Tuesday, September 21, 2010

I wish.

Things right now are kind of okay, but then i start to worry about my grades again which makes everything still bad. I know I studied hard, I know what I wrote, but why is my grades still as low as a half cake? I honestly thought, it was a piece of cake but then i was left with only a bite of the cake. I hope you get me even if i know i'm talking non-sense right now.. Getting high grades is really important for me right now, cause i feel like if i get into a great school in college then that makes me one step closer in fulfilling my dreams.

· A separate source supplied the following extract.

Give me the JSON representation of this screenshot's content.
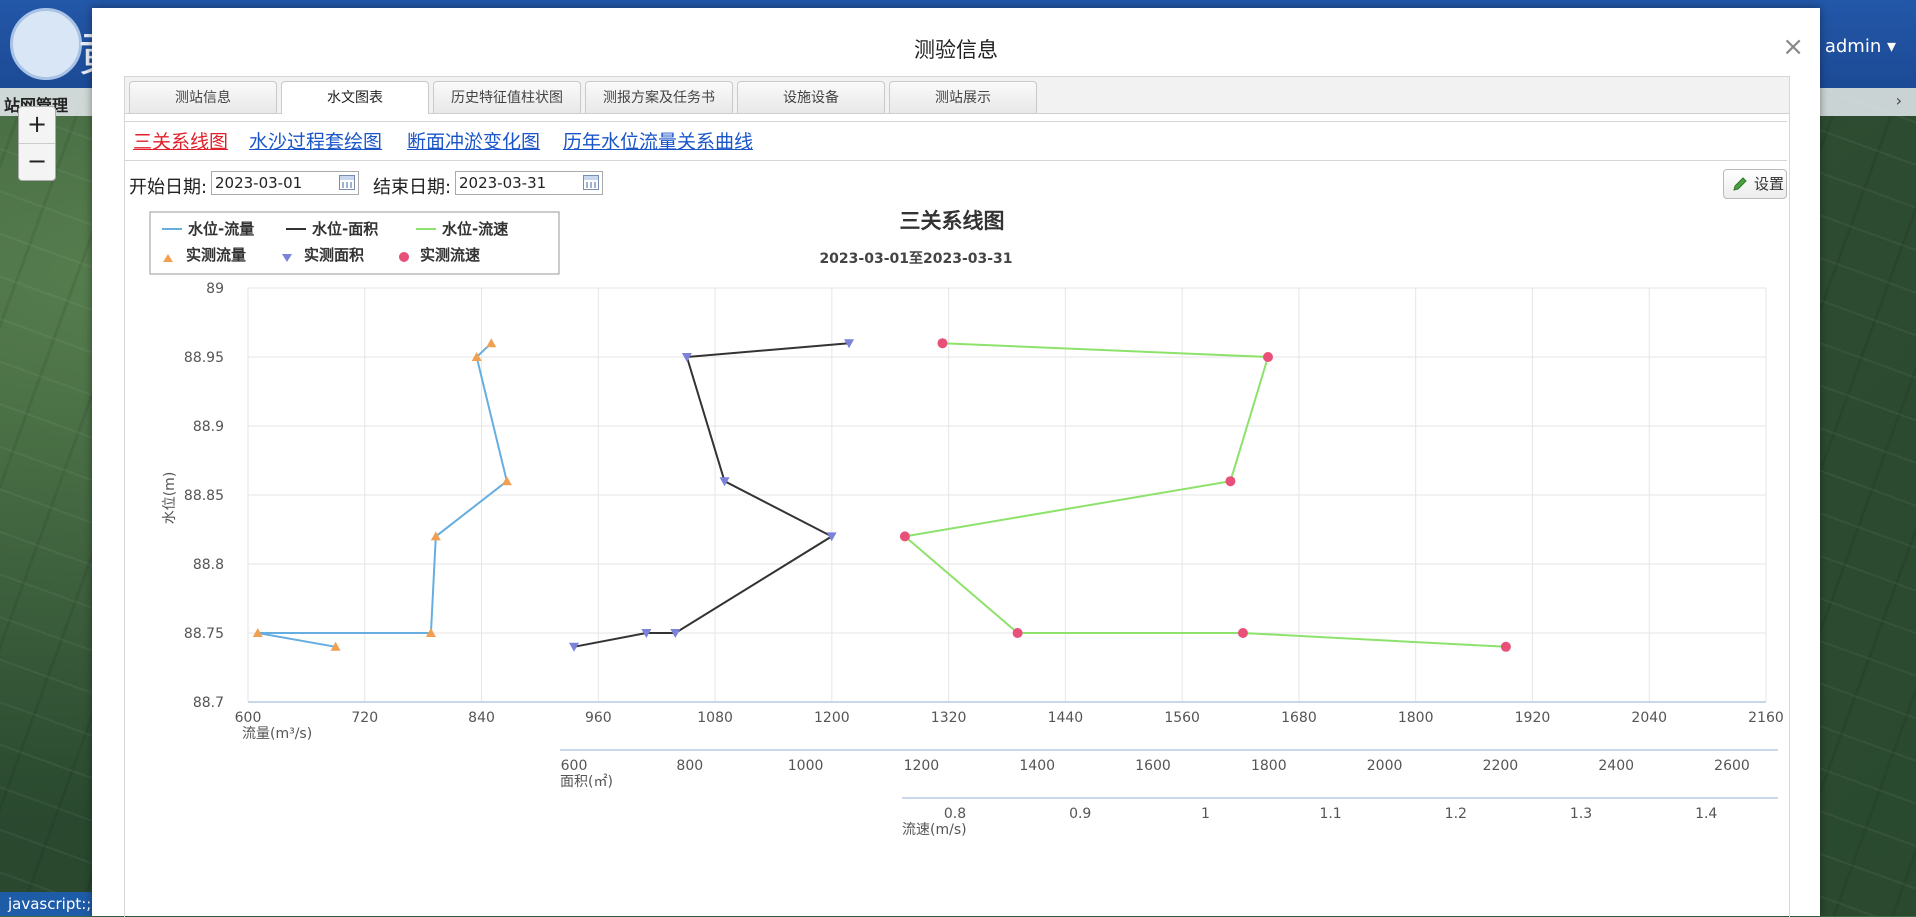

Although, sometimes it made me think.. am i really gonna reach my dreams? to walk in a catwalk, to be in the cover of one of the finest fashion magazines, to be known as a great model or if not to be known for something? i lost hope, when i expected my grades to be high, instead i saw a grade of average. I was a happy bee going to the parent-teacher conference and left like a bee who frowned because she didn't get honey. I was completely sad! I never knew my grades would be that low.. I keep saying "i'll study harder. I'll study harder.." like about 100 times but nothing happens which makes me really lose hope. but.. all i know is that i can't give up, not right now, not ever. If i really want this, then i would make it happen. High hopes for me!

You know you love me,
xx

Friday, September 10, 2010

S-I-M-P-L-E

Heels + skinny jeans + plain tank top + no makeup + tied hair = simply gorgeous.

trying to sleep.

so here i am, starring blankly at the screen of the laptop trying to find something to do to make me fall asleep, since i can't sleep and i' ll be leaving early tomorrow for a parent teacher conference. (cross-fingers for high grades) i can't sleep, and i barely even done my homework's and all i ever think about right now is to rest and enjoy this long weekend with having a white-mocha-frappuchino + tv + some frozen yogurt. I need some beauty rest but i can't sleep! oh gosh. it's already saturday tomorrow, then sunday, then monday... i don't wanna get up in the morning again and leave home early. i wish it was summer again!